Floating point MIDI values

(ChuckkH) #1

Bear with me.
I have been complaining for more than a decade of the lack of support for precise tuning in audio software. Today, 64-bit audio samples are standard… and 7-bit pitch information!
Yes, we have pitch bend, which means you can use 1 note per channel. Yes, we have .scl files, which means you can set up 128 exact pitches for the duration of a piece (in Harry Partch’s famous 43-tone octave, which he insisted was not exhaustive, you could play ALMOST 3 octaves with 128 notes).

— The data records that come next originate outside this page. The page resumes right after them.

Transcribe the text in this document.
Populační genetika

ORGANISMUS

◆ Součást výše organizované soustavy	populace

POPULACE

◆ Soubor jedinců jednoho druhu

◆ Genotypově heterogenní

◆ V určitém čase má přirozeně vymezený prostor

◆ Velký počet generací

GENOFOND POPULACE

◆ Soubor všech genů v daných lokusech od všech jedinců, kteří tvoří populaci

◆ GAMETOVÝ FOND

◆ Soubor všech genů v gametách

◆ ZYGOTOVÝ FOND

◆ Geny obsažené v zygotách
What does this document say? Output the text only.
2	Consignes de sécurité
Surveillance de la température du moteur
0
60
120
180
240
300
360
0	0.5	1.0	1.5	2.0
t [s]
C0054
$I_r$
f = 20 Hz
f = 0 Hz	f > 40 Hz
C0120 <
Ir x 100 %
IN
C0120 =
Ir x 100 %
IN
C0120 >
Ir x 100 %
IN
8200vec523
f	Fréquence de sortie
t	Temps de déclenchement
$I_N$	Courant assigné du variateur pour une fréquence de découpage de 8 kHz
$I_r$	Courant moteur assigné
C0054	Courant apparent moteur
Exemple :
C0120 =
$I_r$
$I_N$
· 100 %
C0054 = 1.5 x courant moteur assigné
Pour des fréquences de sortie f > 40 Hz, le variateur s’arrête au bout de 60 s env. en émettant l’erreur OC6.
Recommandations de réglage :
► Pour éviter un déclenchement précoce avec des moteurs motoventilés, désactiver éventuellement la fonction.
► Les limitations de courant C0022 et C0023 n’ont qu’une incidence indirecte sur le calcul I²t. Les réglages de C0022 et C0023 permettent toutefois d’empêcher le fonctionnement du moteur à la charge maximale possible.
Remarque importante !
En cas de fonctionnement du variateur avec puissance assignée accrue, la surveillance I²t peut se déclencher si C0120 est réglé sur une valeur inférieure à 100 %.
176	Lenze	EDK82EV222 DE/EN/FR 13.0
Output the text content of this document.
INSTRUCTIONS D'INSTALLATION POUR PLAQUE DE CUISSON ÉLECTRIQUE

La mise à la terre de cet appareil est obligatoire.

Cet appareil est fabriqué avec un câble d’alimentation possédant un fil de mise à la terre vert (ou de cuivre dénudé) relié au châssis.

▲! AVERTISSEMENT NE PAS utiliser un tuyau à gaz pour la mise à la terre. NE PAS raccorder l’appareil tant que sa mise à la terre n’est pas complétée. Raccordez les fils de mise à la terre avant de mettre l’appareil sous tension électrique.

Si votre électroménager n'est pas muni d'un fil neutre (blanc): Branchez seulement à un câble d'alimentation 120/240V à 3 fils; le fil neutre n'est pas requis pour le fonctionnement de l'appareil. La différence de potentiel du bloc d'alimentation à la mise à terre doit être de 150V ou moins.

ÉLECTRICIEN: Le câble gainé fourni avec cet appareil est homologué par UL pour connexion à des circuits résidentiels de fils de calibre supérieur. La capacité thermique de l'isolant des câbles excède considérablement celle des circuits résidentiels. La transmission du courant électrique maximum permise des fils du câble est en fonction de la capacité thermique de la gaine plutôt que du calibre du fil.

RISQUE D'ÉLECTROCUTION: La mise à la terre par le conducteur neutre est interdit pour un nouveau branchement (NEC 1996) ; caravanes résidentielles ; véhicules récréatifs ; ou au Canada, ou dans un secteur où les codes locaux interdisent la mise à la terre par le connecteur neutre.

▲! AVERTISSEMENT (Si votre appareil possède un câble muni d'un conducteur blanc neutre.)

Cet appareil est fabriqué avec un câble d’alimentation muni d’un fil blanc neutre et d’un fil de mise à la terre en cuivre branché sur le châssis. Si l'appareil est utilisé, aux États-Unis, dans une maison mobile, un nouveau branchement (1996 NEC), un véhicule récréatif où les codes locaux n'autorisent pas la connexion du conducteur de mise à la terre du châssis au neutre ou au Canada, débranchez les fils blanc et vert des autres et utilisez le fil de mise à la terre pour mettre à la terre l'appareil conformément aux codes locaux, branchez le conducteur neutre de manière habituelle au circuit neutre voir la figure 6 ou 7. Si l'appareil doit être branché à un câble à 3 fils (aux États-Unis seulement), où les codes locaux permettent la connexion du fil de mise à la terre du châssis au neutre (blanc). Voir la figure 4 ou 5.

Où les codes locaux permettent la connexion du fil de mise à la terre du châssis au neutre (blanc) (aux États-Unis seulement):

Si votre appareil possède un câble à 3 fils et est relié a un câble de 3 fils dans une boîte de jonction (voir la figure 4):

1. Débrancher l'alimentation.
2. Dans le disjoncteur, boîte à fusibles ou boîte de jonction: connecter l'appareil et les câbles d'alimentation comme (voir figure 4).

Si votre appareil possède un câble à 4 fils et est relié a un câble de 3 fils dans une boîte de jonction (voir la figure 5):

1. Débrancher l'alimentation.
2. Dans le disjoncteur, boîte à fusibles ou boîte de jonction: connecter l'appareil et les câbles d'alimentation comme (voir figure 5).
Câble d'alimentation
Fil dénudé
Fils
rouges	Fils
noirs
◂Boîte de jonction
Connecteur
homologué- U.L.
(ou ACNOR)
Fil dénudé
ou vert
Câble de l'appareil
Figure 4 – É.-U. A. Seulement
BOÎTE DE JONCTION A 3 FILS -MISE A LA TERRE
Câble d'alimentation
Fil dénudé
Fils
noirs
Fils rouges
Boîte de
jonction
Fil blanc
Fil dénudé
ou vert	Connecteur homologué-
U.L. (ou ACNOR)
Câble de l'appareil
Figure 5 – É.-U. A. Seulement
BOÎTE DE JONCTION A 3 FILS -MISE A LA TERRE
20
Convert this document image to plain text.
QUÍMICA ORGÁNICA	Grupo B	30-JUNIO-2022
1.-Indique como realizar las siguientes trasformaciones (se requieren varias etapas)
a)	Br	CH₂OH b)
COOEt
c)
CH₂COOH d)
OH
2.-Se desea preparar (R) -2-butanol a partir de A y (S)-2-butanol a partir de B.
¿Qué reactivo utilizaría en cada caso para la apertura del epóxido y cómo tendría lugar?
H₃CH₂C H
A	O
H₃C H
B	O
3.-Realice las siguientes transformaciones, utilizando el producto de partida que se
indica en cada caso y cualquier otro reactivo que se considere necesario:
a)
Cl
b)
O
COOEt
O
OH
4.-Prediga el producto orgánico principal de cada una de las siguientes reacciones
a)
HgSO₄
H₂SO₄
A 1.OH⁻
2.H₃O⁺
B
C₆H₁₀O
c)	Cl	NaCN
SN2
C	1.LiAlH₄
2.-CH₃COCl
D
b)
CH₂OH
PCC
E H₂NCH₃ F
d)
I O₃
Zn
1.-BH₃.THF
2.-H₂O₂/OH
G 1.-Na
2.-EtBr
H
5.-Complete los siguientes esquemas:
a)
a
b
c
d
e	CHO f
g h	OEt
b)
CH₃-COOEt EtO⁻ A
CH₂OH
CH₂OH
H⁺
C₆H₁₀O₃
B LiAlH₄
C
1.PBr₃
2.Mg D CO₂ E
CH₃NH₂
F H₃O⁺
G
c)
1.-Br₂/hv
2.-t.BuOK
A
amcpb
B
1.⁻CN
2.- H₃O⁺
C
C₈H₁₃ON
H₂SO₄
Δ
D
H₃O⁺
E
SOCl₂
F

The reasons I think floating-point note numbers would be a good solution:

  1. You wouldn’t have to change the code that calculates pitch. It could still be 440*(2**((NN-69)/12), for example. But, in C++, every single function that treats MIDI note numbers could simply be copied and pasted, then the words “byte” or “int” replaced with “double” in the copy. In C++, that could coexist alongside the original limited byte/int version. Then, programs that used integer note numbers could continue exactly the same, but others could have the option of sending floats and doubles for pitch information.

  2. There would be practically no limit to the number of possible pitches. You could play 100 pitches at the same time, all within 1 cent of each other.

I have my own program that needs unlimited pitch precision, and I would love to use this as the means. But, for other programs, even Ardour’s piano roll could do it - It would just need a hotkey or option to turn off snap-to-grid for pitch. Most DAWs already have this option, to snap or not to snap, for rhythm, but not for pitch.

Of course, the same would need to be done / could just as easily be done for plugins.

The only reason I’m suggesting this is because I think it would be fairly simple code-wise. I have begun to browse through some of the code, but it will take me a while. Just thought I’d put this out there in case someone who is more familiar finds it interesting. This is functionality that no other DAW has. There is very little music software out there that allows complete per-note tuning freedom. I believe the only reason no one is asking for it is because they haven’t tried it yet.


(Robin Gareus) #2

you lost me there. 17 bits marketing, 29 bits thermal noise, and perhaps 18 bits useful information at best :slight_smile:

The main reason is simple. MIDI.org does not include this in their specification that vendors for both hardware and software use. Perhaps the upcoming MIDI 2.0 standard will help. A 32bit integer for notes perhaps (a ratio is much preferable over floating point).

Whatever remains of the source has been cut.